What are some of the challenges of running a small business in NYC?

Running a business in NYC is, honestly, almost nothing but challenges. That can be extremely fun and exciting, but also be frustrating. Between all the regulations and licensing, which are far from transparent and seem almost designed to screw you up, rising rents, a complete lack of protections for small-business owners, and the insane level of competition, it can be exhausting.

Combine that with being in one of the culinary centers of the world, though there are many who would argue that title is fading, and you can really start to feel like an ant under a magnifying glass.

What was your favorite part of running the bakery?

One of my favorite parts of running the bakery was falling in love with the East Village and Lower East Side, and getting to really feel like a part of it. One of my former bakers, whom I still consider a friend, used to call me the People’s Monarch of the LES. I don’t think I’ve remotely earned the title, but am honored by it, nonetheless.

What are your plans now and what’s next for you?

Now my plan is to focus on the bar, and trying to spend more time enjoying my life and the people in it.

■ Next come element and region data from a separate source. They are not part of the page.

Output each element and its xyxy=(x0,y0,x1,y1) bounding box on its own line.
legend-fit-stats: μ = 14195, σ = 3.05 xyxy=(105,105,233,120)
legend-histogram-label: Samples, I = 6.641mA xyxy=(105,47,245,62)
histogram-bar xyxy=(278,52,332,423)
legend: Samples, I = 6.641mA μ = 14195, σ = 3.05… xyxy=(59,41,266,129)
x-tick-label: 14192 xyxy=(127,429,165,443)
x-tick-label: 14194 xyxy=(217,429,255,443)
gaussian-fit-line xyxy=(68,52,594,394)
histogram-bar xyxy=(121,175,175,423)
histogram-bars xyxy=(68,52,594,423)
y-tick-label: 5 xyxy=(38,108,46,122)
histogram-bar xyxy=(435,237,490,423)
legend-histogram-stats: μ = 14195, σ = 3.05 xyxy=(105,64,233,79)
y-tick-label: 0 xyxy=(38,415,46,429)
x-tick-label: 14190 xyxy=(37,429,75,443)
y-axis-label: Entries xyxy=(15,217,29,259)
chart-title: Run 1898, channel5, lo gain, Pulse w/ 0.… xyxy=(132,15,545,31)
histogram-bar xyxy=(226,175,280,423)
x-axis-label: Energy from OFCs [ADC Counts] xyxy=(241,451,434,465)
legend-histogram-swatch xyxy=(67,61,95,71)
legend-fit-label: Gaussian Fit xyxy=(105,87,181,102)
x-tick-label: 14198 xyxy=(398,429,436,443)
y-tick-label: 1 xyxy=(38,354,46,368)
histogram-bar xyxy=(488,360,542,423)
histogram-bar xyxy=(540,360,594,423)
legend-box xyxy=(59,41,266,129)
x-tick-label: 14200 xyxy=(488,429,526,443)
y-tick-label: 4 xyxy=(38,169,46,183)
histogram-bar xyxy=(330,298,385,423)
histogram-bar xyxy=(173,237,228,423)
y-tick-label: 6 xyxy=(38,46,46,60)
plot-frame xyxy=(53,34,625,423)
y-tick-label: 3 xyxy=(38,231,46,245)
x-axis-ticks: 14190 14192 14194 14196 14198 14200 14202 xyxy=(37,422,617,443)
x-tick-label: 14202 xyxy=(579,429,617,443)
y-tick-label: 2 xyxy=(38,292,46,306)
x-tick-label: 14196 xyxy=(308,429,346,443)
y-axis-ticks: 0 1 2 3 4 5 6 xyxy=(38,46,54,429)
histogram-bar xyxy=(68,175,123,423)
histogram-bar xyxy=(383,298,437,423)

I plan to keep baking professionally, but more custom and bespoke projects, which are my favorite, and will allow me more time to have a life. I’m getting married in May, so I guess I should probably start planning that!


Anonymous said...

She sounds like a lovely and intelligent woman. I patronized this location a few times over the years. Wonderful product. Wish her the best!

Anonymous said...

Can we get a post that is more specific regarding the regulations and licensing issues? it seems like these issues are just as much of a problem as the landlord but they never get as much attention. Couldnt the city council make it easier for small businesses by easing up on these?

Anonymous said...

Sad! Good luck!

Anonymous said...

Lovely interview.

KT said...

Wonderful interview that reveals the real challenges small business owners in NYC face. This right here says it all: "a complete lack of protections for small-business owners." #SBJSA

Anonymous said...

Agree! Would be great to see an EVGieve local redux on both drivers that allow landlords to sit so long on vacant space and that push small shop owners out of biz.

Anonymous said...

This was a great interview and a great post.

Sometimes good things come to an end and that's the way of them.